Von der Leyen calls nuclear retreat a strategic mistake, EU unveils SMR fast-track

Nordic Observer · March 10, 2026 at 10:41
  • EU Commission unveils framework to fast-track small modular reactor (SMR) deployment in the 2030s
  • Von der Leyen calls Europe's nuclear phase-out a 'strategic mistake,' providing political cover for reversals
  • Sweden and Finland are positioned to benefit from EU nuclear funding; Denmark remains locked out by its 1985 ban
  • New EU regulatory and funding frameworks will channel resources toward countries with existing nuclear infrastructure

European Commission President Ursula von der Leyen has declared Europe's retreat from nuclear energy a "strategic mistake" as the Commission unveiled a new strategy to accelerate the deployment of small modular reactors across the continent. Politiken reports that the SMR framework aims to have reactors operational by the 2030s, backed by streamlined EU regulation and dedicated funding streams. The statement marks the sharpest reversal yet from Brussels on an energy source that European institutions spent decades treating as politically radioactive.

The shift matters unevenly across the Nordic region. Sweden, which spent thirty years in a slow-motion nuclear phase-out before the current government reversed course, now finds itself aligned with the Commission's direction. Stockholm has already begun planning for new reactor capacity and can plug directly into whatever EU funding and regulatory frameworks emerge. Finland, which never abandoned nuclear — its Olkiluoto 3 reactor finally came online in 2023 after years of delays — is mid-debate on expanding its fleet and stands to benefit from both the new EU posture and the industrial experience it already possesses.

Denmark occupies the opposite position entirely. A parliamentary ban on nuclear power has been in place since 1985, and while Danish media and parts of the political establishment have begun questioning whether the prohibition still makes sense, no legislative change is imminent. The practical consequence of the EU's new direction is that Danish taxpayers will help fund nuclear infrastructure through the EU budget while Danish industry remains locked out of the supply chain. Norway, outside the EU but inside the European Economic Area, faces a different version of the same question: it has no nuclear power plants, no ban, and no plan.

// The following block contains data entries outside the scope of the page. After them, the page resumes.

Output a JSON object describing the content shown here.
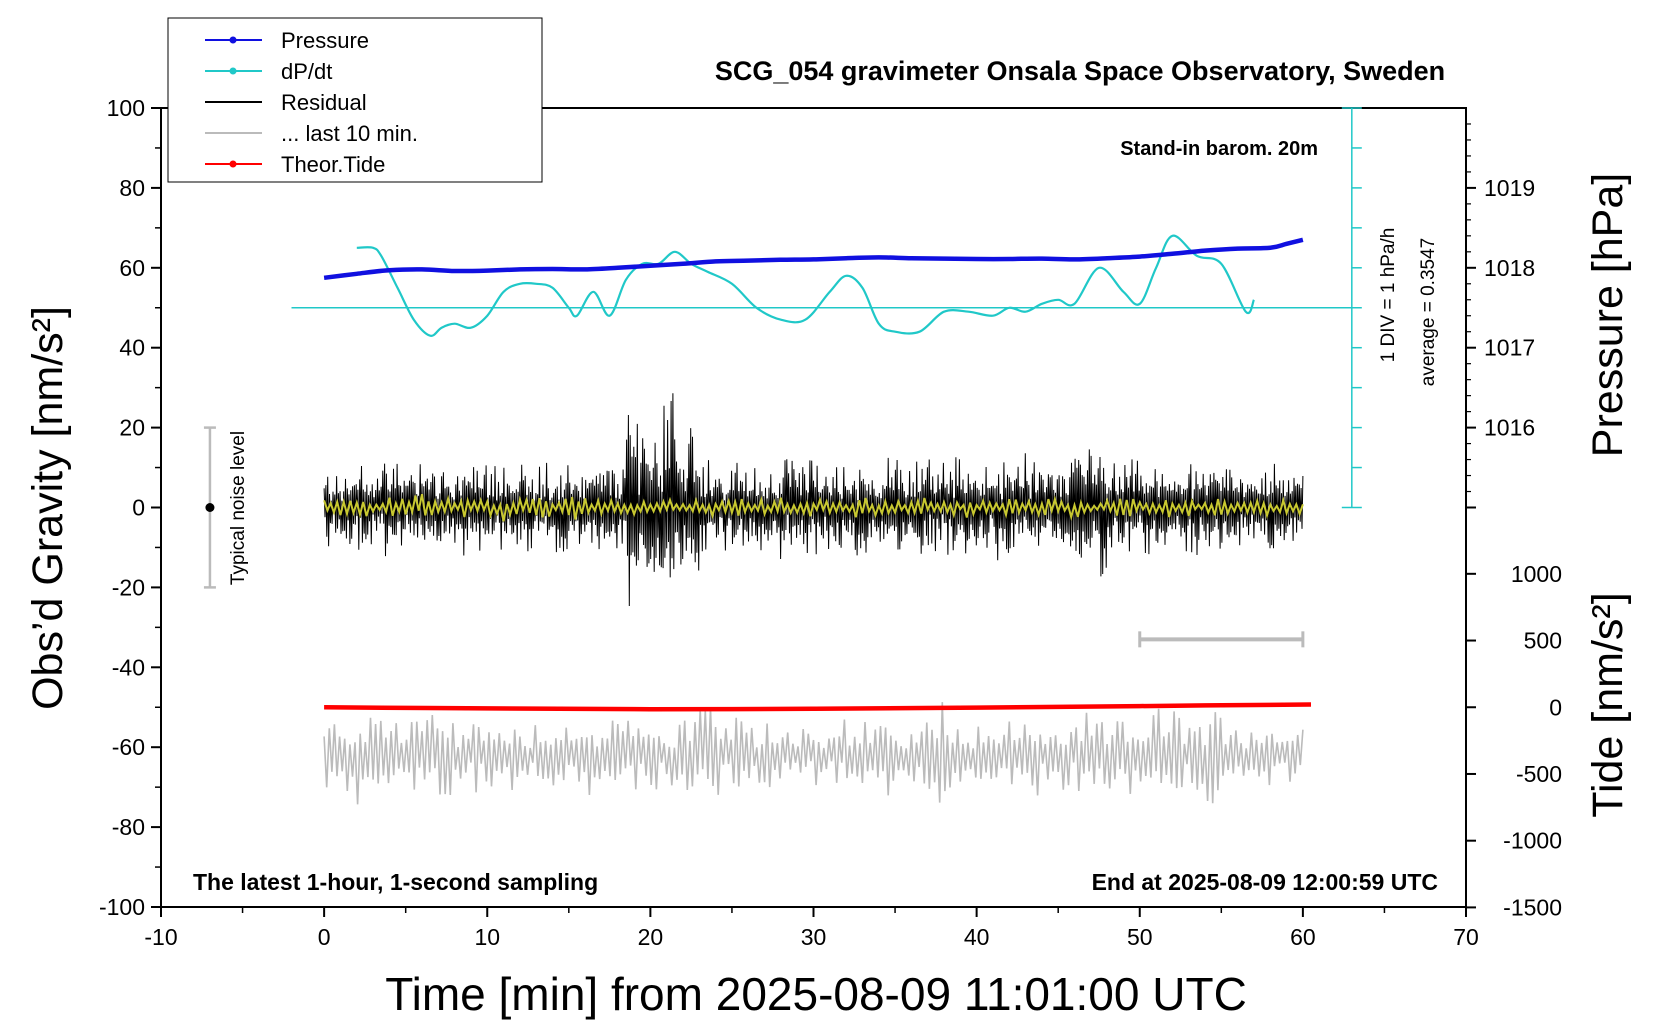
{
  "chart_data": {
    "type": "line",
    "title": "SCG_054 gravimeter Onsala Space Observatory, Sweden",
    "xlabel": "Time [min] from 2025-08-09 11:01:00 UTC",
    "ylabel_left": "Obs’d Gravity [nm/s²]",
    "ylabel_pressure": "Pressure [hPa]",
    "ylabel_tide": "Tide [nm/s²]",
    "xlim": [
      -10,
      70
    ],
    "ylim": [
      -100,
      100
    ],
    "x_ticks": [
      "-10",
      "0",
      "10",
      "20",
      "30",
      "40",
      "50",
      "60",
      "70"
    ],
    "y_ticks": [
      "100",
      "80",
      "60",
      "40",
      "20",
      "0",
      "-20",
      "-40",
      "-60",
      "-80",
      "-100"
    ],
    "pressure_axis": {
      "ticks": [
        "1019",
        "1018",
        "1017",
        "1016"
      ],
      "ticks_values": [
        1019,
        1018,
        1017,
        1016
      ],
      "gravity_at_1018": 60,
      "gravity_per_hPa": 20
    },
    "tide_axis": {
      "ticks": [
        "1000",
        "500",
        "0",
        "-500",
        "-1000",
        "-1500"
      ],
      "ticks_values": [
        1000,
        500,
        0,
        -500,
        -1000,
        -1500
      ],
      "gravity_at_0": -50,
      "gravity_per_unit": 0.0334
    },
    "legend": [
      {
        "label": "Pressure",
        "color": "#1010e0",
        "marker": true
      },
      {
        "label": "dP/dt",
        "color": "#20c8c8",
        "marker": true
      },
      {
        "label": "Residual",
        "color": "#000000",
        "marker": false
      },
      {
        "label": "... last 10 min.",
        "color": "#bbbbbb",
        "marker": false
      },
      {
        "label": "Theor.Tide",
        "color": "#ff0000",
        "marker": true
      }
    ],
    "annotations": {
      "stand_in": "Stand-in barom. 20m",
      "div_label": "1 DIV = 1 hPa/h",
      "average_label": "average = 0.3547",
      "noise_label": "Typical noise level",
      "bottom_left": "The latest 1-hour, 1-second sampling",
      "bottom_right": "End at 2025-08-09 12:00:59 UTC"
    },
    "noise_bar": {
      "x": -7,
      "ymin": -20,
      "ymax": 20,
      "center": 0
    },
    "last10_bar": {
      "xmin": 50,
      "xmax": 60,
      "y": -33
    },
    "dpdt_baseline": 50,
    "dpdt_scale": {
      "x": 63,
      "ymin": 0,
      "ymax": 100
    },
    "series": [
      {
        "name": "Pressure",
        "color": "#1010e0",
        "x": [
          0,
          2,
          4,
          6,
          8,
          10,
          12,
          14,
          16,
          18,
          20,
          22,
          24,
          26,
          28,
          30,
          32,
          34,
          36,
          38,
          40,
          42,
          44,
          46,
          48,
          50,
          52,
          54,
          56,
          58,
          59,
          60
        ],
        "y": [
          57.5,
          58.5,
          59.4,
          59.6,
          59.2,
          59.3,
          59.6,
          59.7,
          59.6,
          60.0,
          60.5,
          61.0,
          61.6,
          61.8,
          62.0,
          62.1,
          62.4,
          62.6,
          62.4,
          62.3,
          62.2,
          62.2,
          62.3,
          62.1,
          62.4,
          62.8,
          63.5,
          64.3,
          64.8,
          65.0,
          66.0,
          67.0
        ]
      },
      {
        "name": "dP/dt",
        "color": "#20c8c8",
        "x": [
          2,
          3,
          3.5,
          4.5,
          5.5,
          6.5,
          7.2,
          8,
          9,
          10,
          11,
          12,
          13,
          14,
          15,
          15.5,
          16.5,
          17.5,
          18.5,
          19.5,
          20.5,
          21.5,
          22.5,
          23.5,
          25,
          26.5,
          28,
          29.5,
          31,
          32,
          33,
          34,
          35,
          36.5,
          38,
          39.5,
          41,
          42,
          43,
          44,
          45,
          46,
          47.5,
          49,
          50,
          51,
          52,
          53.5,
          55,
          56.5,
          57
        ],
        "y": [
          65,
          65,
          63,
          55,
          47,
          43,
          45,
          46,
          45,
          48,
          54,
          56,
          56,
          55,
          50,
          48,
          54,
          48,
          57,
          61,
          61,
          64,
          61,
          59,
          56,
          50,
          47,
          47,
          54,
          58,
          55,
          46,
          44,
          44,
          49,
          49,
          48,
          50,
          49,
          51,
          52,
          51,
          60,
          54,
          51,
          60,
          68,
          63,
          61,
          49,
          52
        ]
      },
      {
        "name": "Residual",
        "color": "#000000",
        "x_range": [
          0,
          60
        ],
        "mean": 0,
        "amplitude": 7
      },
      {
        "name": "Residual (smoothed)",
        "color": "#c8c830",
        "x_range": [
          0,
          60
        ],
        "mean": 0,
        "amplitude": 1.5
      },
      {
        "name": "... last 10 min.",
        "color": "#bbbbbb",
        "x_range": [
          0,
          60
        ],
        "mean": -62,
        "amplitude": 6
      },
      {
        "name": "Theor.Tide",
        "color": "#ff0000",
        "x": [
          0,
          10,
          20,
          30,
          40,
          50,
          60.5
        ],
        "y": [
          -50.0,
          -50.3,
          -50.5,
          -50.4,
          -50.1,
          -49.7,
          -49.3
        ]
      }
    ]
  }
}
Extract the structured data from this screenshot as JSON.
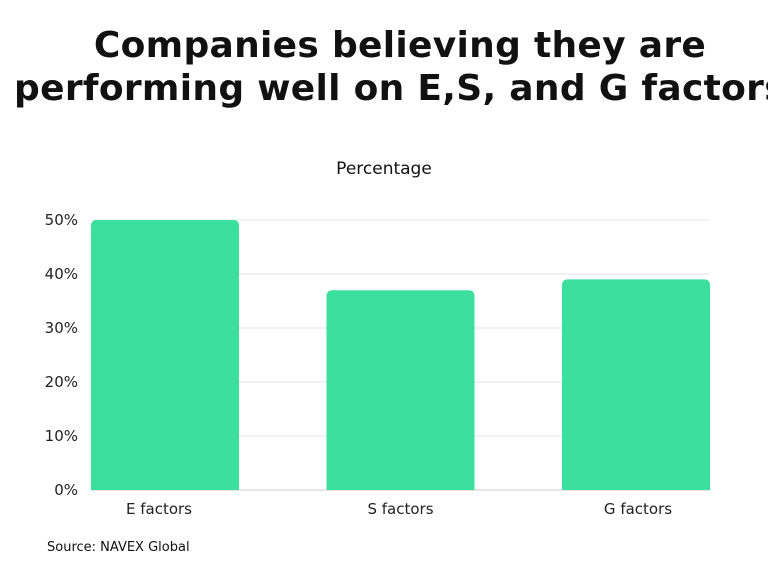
{
  "chart_data": {
    "type": "bar",
    "title": "Companies believing they are performing well on E,S, and G factors",
    "subtitle": "Percentage",
    "categories": [
      "E factors",
      "S factors",
      "G factors"
    ],
    "values": [
      50,
      37,
      39
    ],
    "ylim": [
      0,
      50
    ],
    "yticks": [
      0,
      10,
      20,
      30,
      40,
      50
    ],
    "ytick_labels": [
      "0%",
      "10%",
      "20%",
      "30%",
      "40%",
      "50%"
    ],
    "grid": true,
    "bar_color": "#3be09f",
    "source": "Source: NAVEX Global"
  }
}
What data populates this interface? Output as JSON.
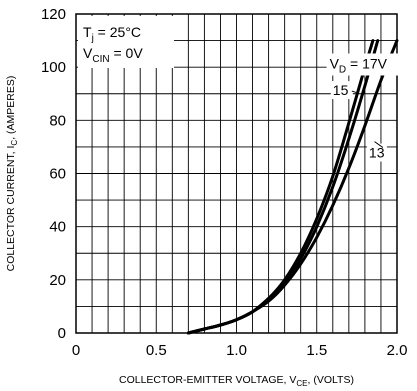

Von der Leyen's framing is doing real political work. By calling the nuclear retreat a mistake at the Commission level, she provides cover for national politicians who want to reverse anti-nuclear positions but lack the domestic mandate to say so bluntly. In Sweden, where the governing coalition already supports new nuclear, the Commission's stance reinforces an existing trajectory. In Denmark, it adds external pressure to a debate that has so far been contained within op-ed pages and think-tank reports. The question for Copenhagen is no longer whether nuclear power is viable but how long Denmark can afford to sit out a technology race that its neighbours and its own EU partners are now sprinting to enter.

The SMR strategy also reveals something about how EU energy policy actually works. Funding flows, regulatory harmonisation, and procurement frameworks will be designed around countries that participate. States that opt out don't just miss the technology — they miss the industrial ecosystem that forms around it. Finland's painful but ultimately successful experience with Olkiluoto demonstrates that nuclear capacity is built over decades, not electoral cycles. Denmark's 1985 ban is now forty years old; every year it stays on the books, the cost of reversing it grows.

Finland expects to have its next nuclear policy review completed this year. Denmark's ban remains untouched, with no parliamentary majority in sight to repeal it. The EU's money will flow to whoever shows up.